Under our current case law, the concern has focused upon whether the legislation permits the board or agency to thwart the will of the legislature and whether the board or agency abused the authority which has been delegated to it. See State v. Lambert, 68 Wis. 2d 523, 528, 229 N.W.2d 622 (1975).

[3]

It is now the rule in Wisconsin that a delegation of legislative power to a subordinate agency will be upheld if the purpose of the delegating statute is ascertainable and there are procedural safeguards to insure that the board or agency acts within that legislative purpose. State (Dept. of Admin.) v. ILHR Dept., 77 Wis. 2d 126, 134, 252 N.W.2d 353 (1977); Westring v. James, 71 Wis. 2d 462, 468, 238 N.W.2d 695 (1976); Watchmaking Examining Bd. v. Husar, supra at 536.

[4]

In applying this principle to the case at bar, it is clear beyond doubt that secs. 46.10 and 46.03(18), Stats., *281 evince a defined legislative purpose and provide for procedural protections against potential abuse. The general purpose of the statutes in question is the recoupment of the costs of treatment. H&SS is delegated the authority to establish, in furtherance of this purpose, fee schedules and guidelines regarding ability to pay. We are not concerned in this case with a broad legislative policy statement which leaves to a board or agency the task of fashioning regulations to effectuate that policy. See e.g., State ex rel. La Follette v. Reuter, 33 Wis. 2d 384, 147 N.W.2d 304 (1967), (upholding a law authorizing the Department of Natural Resources to enact all necessary rules for the proper execution of a pollution control law). The policy and purpose of secs. 46.03(18) and 46.10 are clear and well defined. Additionally, ample procedural safeguards exist to insure that H&SS's authority is not abused. By the terms of sec. 46.10(5) the demand for payment by H&SS is enforceable as a court order or judgment only after a hearing on the petition for payment in the circuit court. The forum of the circuit court and the availability of a subsequent appeal exists to insure the fair and reasonable operation of the agency within the scope of the power it has been granted. Cf. State (Dept. of Admin.) v. ILHR Dept., supra at 135.

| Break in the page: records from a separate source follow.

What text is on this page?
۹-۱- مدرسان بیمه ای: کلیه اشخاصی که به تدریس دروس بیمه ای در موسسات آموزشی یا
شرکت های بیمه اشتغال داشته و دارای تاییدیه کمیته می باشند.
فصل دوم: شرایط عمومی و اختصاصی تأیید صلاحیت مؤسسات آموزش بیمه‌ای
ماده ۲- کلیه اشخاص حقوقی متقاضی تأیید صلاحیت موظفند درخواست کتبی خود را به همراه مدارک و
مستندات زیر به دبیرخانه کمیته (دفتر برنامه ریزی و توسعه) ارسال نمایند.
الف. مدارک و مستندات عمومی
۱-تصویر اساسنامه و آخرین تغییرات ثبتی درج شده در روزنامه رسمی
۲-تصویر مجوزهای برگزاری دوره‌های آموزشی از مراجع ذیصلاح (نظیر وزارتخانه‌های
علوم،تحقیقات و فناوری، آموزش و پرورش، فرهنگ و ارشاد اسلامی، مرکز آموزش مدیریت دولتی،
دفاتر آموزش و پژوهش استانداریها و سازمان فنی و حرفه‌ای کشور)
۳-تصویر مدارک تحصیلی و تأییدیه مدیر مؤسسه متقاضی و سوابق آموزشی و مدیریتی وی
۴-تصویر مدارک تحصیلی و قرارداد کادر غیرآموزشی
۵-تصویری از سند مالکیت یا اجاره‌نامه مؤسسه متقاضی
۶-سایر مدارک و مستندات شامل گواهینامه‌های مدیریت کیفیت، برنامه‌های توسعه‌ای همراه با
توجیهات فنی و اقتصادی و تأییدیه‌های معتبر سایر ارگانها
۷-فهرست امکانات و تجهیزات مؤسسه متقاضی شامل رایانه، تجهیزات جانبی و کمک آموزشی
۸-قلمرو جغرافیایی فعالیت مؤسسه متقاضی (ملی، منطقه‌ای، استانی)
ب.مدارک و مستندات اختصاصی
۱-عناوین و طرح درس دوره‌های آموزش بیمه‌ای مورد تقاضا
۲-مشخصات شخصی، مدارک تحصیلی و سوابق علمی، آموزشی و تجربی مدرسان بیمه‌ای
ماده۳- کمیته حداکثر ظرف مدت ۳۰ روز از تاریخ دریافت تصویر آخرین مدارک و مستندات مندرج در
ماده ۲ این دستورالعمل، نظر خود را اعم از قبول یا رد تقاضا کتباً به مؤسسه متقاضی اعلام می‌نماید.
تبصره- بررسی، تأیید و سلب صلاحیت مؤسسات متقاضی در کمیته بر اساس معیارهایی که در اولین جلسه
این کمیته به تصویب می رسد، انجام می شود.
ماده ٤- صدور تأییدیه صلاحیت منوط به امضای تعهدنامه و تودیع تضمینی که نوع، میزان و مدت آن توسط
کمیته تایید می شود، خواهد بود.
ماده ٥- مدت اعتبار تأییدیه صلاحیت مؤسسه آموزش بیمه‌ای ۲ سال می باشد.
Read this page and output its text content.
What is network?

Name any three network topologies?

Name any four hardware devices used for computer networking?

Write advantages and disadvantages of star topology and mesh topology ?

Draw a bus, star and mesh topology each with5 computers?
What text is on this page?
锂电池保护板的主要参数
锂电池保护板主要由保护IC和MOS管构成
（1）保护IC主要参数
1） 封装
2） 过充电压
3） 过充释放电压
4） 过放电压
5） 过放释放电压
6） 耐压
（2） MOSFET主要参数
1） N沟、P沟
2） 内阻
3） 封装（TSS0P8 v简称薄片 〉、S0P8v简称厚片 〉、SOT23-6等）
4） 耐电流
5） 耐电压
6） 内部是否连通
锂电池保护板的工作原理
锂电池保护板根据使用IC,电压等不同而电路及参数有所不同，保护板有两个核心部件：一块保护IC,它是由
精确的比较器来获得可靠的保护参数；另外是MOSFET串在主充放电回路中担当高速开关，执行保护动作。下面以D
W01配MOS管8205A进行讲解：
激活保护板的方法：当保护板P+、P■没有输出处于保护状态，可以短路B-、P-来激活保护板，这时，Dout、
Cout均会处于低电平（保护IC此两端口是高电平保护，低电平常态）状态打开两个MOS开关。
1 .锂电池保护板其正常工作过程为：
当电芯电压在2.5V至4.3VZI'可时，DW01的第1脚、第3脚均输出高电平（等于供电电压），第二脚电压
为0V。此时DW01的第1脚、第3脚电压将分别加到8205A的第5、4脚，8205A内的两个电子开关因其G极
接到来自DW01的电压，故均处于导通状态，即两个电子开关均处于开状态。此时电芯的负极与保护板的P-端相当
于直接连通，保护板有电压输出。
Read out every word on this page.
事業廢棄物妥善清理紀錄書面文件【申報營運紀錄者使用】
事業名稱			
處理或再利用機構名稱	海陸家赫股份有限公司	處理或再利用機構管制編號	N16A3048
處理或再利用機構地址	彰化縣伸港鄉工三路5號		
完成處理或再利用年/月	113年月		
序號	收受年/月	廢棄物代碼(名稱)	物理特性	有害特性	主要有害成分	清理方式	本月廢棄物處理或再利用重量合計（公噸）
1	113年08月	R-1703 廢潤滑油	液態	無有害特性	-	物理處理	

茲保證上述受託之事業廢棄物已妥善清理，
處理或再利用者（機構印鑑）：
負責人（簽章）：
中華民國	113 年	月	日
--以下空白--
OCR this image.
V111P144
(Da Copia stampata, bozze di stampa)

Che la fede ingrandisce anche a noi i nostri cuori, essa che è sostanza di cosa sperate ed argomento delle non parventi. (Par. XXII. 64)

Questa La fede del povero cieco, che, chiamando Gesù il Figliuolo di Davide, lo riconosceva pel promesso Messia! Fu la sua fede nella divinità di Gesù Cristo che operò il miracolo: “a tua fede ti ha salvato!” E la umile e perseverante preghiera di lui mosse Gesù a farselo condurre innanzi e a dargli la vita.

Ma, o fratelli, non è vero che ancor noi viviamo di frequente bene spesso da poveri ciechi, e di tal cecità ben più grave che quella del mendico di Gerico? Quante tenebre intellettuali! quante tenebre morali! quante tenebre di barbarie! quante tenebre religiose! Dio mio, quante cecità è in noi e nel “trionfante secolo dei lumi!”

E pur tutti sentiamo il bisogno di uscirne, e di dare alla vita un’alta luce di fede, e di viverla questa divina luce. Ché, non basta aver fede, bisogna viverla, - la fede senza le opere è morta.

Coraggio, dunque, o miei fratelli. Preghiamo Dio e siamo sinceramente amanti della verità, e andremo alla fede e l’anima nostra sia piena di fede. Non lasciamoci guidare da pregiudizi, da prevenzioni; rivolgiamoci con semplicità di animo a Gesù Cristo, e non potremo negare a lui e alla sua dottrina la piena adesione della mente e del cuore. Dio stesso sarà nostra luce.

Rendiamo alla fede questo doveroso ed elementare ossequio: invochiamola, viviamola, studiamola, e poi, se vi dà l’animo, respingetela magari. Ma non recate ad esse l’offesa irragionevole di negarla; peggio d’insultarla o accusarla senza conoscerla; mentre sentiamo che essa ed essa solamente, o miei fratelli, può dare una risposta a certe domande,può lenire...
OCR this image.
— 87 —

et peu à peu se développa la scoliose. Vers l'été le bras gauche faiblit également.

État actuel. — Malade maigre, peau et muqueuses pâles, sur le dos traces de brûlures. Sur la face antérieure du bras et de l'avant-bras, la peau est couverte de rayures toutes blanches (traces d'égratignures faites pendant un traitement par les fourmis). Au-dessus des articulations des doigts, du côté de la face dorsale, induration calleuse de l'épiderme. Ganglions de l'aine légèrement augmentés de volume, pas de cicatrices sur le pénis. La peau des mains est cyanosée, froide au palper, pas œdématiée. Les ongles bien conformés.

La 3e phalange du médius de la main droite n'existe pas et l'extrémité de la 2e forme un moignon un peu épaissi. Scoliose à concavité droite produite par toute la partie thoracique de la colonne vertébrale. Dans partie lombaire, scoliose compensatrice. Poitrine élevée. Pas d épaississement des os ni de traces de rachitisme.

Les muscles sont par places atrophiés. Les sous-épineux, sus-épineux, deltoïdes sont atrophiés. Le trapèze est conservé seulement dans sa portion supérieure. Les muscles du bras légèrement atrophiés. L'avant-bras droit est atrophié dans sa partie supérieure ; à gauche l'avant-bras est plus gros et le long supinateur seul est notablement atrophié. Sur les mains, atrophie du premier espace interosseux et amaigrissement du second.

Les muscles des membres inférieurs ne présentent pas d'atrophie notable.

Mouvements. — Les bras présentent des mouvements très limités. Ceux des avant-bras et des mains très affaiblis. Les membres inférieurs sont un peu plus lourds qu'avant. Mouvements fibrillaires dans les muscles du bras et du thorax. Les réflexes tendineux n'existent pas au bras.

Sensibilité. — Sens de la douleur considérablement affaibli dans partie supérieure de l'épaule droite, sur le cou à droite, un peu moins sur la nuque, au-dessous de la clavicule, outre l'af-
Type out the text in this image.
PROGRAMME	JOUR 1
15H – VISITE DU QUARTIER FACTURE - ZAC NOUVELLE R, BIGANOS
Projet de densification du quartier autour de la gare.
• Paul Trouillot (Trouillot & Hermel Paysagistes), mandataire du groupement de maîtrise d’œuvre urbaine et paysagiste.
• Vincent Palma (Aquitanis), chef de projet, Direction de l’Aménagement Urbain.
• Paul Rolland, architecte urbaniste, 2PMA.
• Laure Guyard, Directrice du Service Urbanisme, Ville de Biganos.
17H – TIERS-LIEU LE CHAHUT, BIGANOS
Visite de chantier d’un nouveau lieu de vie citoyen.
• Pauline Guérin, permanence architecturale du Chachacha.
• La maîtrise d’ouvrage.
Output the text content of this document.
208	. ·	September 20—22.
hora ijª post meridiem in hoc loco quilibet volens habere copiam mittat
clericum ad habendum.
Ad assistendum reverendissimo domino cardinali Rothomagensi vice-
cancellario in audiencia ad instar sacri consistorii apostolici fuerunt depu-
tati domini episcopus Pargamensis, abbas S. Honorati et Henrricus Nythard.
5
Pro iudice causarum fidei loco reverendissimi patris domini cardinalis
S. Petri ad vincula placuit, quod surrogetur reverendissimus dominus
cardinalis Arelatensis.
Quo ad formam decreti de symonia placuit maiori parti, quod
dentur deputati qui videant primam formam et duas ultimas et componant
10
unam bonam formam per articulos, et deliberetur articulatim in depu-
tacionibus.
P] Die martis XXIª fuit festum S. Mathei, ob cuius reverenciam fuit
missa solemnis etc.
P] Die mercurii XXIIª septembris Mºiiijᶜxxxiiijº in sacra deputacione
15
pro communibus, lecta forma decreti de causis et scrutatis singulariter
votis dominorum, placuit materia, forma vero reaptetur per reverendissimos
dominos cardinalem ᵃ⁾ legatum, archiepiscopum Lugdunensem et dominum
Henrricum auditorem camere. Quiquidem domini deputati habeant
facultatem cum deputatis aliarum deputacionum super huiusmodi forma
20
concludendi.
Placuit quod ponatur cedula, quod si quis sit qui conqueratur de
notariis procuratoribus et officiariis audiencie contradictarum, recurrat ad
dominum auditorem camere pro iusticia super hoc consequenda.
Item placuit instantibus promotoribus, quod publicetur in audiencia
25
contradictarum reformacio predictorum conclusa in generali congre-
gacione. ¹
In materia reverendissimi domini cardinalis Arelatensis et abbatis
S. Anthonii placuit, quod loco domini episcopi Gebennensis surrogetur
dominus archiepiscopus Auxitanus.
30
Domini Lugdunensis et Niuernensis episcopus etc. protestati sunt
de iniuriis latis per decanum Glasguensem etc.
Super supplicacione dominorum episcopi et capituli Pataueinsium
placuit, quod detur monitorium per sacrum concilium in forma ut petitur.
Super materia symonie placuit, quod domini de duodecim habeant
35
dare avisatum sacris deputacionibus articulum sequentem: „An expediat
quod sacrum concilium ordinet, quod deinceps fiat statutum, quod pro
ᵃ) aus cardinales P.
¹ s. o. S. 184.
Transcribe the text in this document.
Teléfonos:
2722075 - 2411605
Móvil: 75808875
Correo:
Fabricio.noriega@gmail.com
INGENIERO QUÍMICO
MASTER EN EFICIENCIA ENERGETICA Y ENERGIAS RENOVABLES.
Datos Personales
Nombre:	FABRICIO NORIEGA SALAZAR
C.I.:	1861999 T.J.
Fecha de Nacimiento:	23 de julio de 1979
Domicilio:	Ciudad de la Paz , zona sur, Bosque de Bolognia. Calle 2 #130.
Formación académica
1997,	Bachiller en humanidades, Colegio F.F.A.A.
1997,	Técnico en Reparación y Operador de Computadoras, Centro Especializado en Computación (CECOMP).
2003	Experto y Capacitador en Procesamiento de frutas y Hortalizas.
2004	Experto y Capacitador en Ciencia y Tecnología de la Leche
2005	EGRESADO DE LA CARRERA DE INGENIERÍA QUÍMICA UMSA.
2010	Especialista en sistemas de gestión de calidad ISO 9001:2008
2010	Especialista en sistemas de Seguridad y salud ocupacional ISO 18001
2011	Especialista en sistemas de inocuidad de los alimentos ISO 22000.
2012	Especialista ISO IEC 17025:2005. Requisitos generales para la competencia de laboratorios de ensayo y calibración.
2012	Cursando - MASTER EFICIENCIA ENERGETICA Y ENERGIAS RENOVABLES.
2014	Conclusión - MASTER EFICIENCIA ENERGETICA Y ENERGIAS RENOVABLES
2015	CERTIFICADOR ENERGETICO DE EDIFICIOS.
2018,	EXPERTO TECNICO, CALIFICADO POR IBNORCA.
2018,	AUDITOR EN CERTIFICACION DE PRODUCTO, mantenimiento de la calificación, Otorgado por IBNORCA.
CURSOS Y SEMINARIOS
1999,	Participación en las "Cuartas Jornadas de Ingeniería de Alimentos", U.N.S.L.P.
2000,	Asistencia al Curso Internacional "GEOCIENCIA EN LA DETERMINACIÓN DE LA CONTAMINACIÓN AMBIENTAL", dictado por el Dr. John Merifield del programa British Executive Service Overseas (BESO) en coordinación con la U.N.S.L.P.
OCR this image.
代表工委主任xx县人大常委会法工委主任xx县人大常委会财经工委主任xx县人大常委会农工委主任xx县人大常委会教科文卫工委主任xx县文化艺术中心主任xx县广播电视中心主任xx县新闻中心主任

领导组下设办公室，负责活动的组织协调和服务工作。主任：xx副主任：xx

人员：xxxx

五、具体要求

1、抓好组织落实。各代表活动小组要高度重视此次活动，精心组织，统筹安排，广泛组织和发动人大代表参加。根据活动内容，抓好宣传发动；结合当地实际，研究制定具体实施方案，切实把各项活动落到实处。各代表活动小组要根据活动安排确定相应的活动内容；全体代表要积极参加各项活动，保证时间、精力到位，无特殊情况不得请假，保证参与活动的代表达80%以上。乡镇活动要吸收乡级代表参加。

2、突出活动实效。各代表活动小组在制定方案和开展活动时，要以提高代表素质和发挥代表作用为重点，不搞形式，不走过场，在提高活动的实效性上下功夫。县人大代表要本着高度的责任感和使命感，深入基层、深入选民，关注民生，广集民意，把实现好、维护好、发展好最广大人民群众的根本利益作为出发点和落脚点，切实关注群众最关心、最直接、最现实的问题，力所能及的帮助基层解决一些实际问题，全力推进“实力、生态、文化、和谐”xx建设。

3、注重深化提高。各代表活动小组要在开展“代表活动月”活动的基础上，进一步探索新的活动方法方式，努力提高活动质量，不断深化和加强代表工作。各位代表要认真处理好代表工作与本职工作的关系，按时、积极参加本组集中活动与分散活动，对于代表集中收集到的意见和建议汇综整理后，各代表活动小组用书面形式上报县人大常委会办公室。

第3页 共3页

Secs. 46.10 and 46.03(18), Stats., do not violate art. IV, sec. 1 of the Wisconsin Constitution. The authority delegated to H&SS in this case is well within the limits of the law.

By the Court. Order affirmed.

NOTES

[1] Presently codified at sec. 971.17(1), Stats.

[2] In 1975, sec. 46.10(2), Stats., was amended so as to expressly allow recovery of costs against persons committed to a mental health facility under sec. 971.17(1). The effective date of the law was July 31, 1975. No claim is made by H&SS for services rendered prior to that date. See Laws of 1977, ch. 39, sec. 347.

[3] See fn. 2.

[4] See generally 4 Wis. Adm. Code, HSS 1.01 et. seq.